Exemples de cartes projets aux usages multiples
Même s’il s’agit d’un jeu « à l’allemande », les illustrations de Maracaibo sont loin d’être austères, contrairement à ce que l’on peut parfois voir (coucou M. Feld) et l’iconographie est d’une clarté lumineuse. Si vraiment vous êtes un peu perdu (vous le faites exprès !), des aides de jeu vous assisteront et tous les effets des icônes sont détaillés en fin de livret de règles. Si vous avez joué à Great Western Trail, vous ne serez pas dépaysé et retrouverez des sensations similaires : amélioration du plateau personnel, avancée de l’explorateur sur une piste (telle la locomotive), … Cependant, le système de gestion de main, la progression de l’influence des grandes nations et les cartes histoires apportent une nouvelle expérience très agréable. C’est comme si l’on était en terrain connu mais qu’on découvrait un lieu que l’on n’avait pas encore exploré !

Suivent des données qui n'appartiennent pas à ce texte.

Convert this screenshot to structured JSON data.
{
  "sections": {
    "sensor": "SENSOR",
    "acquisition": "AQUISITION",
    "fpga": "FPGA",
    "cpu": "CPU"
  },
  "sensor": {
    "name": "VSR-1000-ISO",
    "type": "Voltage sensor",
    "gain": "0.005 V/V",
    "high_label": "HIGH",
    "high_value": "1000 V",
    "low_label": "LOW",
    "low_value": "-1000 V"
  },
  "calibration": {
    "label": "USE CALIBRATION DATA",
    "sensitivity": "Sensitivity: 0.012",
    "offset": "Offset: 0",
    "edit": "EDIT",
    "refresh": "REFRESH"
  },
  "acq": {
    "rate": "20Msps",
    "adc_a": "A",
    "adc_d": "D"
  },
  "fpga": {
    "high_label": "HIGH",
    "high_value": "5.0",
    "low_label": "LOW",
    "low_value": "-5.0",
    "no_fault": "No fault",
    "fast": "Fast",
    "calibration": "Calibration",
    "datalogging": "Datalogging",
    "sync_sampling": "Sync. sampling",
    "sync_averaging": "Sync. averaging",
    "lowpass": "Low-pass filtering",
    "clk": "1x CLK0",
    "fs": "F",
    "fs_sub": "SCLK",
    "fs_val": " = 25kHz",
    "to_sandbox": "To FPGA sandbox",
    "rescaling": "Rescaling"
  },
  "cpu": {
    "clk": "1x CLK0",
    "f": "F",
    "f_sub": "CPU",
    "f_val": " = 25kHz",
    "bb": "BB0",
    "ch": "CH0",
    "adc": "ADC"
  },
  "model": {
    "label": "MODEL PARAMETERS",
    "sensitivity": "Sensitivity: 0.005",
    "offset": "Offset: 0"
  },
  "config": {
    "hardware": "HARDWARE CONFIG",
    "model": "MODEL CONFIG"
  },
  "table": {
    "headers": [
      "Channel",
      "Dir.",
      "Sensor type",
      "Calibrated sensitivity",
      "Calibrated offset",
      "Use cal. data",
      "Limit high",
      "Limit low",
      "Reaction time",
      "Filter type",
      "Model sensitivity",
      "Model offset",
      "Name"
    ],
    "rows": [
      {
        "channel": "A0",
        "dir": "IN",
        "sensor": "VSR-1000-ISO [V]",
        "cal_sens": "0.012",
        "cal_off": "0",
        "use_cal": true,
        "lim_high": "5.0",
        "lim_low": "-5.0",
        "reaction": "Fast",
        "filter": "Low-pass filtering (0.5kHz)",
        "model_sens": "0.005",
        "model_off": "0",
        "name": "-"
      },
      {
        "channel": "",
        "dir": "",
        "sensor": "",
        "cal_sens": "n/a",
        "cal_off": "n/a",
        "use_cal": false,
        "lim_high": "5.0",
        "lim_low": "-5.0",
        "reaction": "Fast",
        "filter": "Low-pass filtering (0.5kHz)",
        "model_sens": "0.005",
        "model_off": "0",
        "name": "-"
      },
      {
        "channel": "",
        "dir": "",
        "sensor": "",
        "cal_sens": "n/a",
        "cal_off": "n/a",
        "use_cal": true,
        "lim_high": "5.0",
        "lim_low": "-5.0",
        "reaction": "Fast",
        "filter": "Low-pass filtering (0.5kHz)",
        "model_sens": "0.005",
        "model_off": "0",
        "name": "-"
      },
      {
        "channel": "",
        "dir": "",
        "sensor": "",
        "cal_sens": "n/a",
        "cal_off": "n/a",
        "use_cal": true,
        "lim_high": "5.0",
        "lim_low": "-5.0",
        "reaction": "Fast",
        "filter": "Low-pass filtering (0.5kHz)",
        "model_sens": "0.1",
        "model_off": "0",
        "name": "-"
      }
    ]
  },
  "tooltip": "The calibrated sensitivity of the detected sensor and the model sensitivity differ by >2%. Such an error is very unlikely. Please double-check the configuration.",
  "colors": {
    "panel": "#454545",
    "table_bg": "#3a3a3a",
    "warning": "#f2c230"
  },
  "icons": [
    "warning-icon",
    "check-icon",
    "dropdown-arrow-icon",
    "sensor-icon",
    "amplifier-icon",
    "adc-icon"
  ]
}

Ce sentiment de se retrouver chez soi implique que les joueurs ayant pratiqué Great Western Trail entreront sans doute extrêmement facilement dans le jeu. Pour les autres, les règles sont parfaitement rédigées et ne laissent aucun point de côté ; un glossaire à la fin reprend toutes les iconographies et explique tous les effets de cartes en cas de doute. La durée de partie à 2 joueurs tourne autour d’1h30, il sera donc difficile d’y passer le même temps à 4, surtout si vous aimez prendre votre temps pour réfléchir, mais c’est bien souvent le cas dans ce genre de jeu, et c’est pour cela qu’on les aime d’ailleurs !

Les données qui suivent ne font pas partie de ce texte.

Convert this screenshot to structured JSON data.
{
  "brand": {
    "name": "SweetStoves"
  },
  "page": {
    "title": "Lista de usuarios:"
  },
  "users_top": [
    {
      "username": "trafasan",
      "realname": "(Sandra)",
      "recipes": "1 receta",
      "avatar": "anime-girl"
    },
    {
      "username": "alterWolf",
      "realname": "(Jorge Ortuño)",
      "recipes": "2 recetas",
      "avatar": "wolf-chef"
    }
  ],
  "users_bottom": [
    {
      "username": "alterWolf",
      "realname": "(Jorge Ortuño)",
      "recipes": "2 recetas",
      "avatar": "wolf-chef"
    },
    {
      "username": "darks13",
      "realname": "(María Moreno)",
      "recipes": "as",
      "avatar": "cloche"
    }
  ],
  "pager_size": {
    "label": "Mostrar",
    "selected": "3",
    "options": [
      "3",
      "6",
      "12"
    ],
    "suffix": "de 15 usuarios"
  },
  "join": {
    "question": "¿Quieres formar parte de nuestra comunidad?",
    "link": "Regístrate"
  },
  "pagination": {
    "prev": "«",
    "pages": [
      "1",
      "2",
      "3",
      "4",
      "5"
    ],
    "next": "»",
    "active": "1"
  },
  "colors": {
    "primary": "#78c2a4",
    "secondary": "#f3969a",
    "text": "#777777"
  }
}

Quelle sera votre première destination ?
Et si vous avez envie de vous lancer dans une aventure épique, vous pouvez suivre l’histoire en mode campagne. Au fur et à mesure des parties, votre plateau de jeu se transformera à l’aide des tuiles héritage que vous aurez débloquées. De simples villages deviendront des villes, les conditions de navigation changeront et … Non, j’en ai déjà trop dit, à vous de découvrir la suite ! Et les amateurs seront ravis du mode solo dans lequel vous affrontez une IA modulable en 5 niveaux de difficulté, de quoi vous donner du fil à retordre !
Pour conclure, Maracaibo est un excellent Pfister. Les joueurs habitués à Great Western Trail retrouveront en partie les sensations de ce jeu tandis que les autres découvriront les mécaniques qui font le succès de l’auteur. Le jeu est très riche, la rejouabilité est garantie entre les cartes histoire et les cartes projets dont vous n’utilisez qu’une faible proportion à chaque partie. Si vous recherchez un très bon jeu de gestion, ou si vous avez apprécié les précédents titres de l’auteur, je ne peux que vous recommander Maracaibo qui pour moi coche toutes les cases, un must have !
Fiche technique
Éditeur : Super Meeple
Illustrateurs : Andreas Resch, Fiore GmbH et Aline Kirrmann
Nombre de joueurs : 1-4 joueurs
Âge : 14+
Durée : 90 minutes
Et pour rester dans l’ambiance : la bande originale de Tropico, un jeu vidéo dans lequel vous incarnez un dictateur des Caraïbes, ou un bon vieux Ricky Martin (guilty pleasure).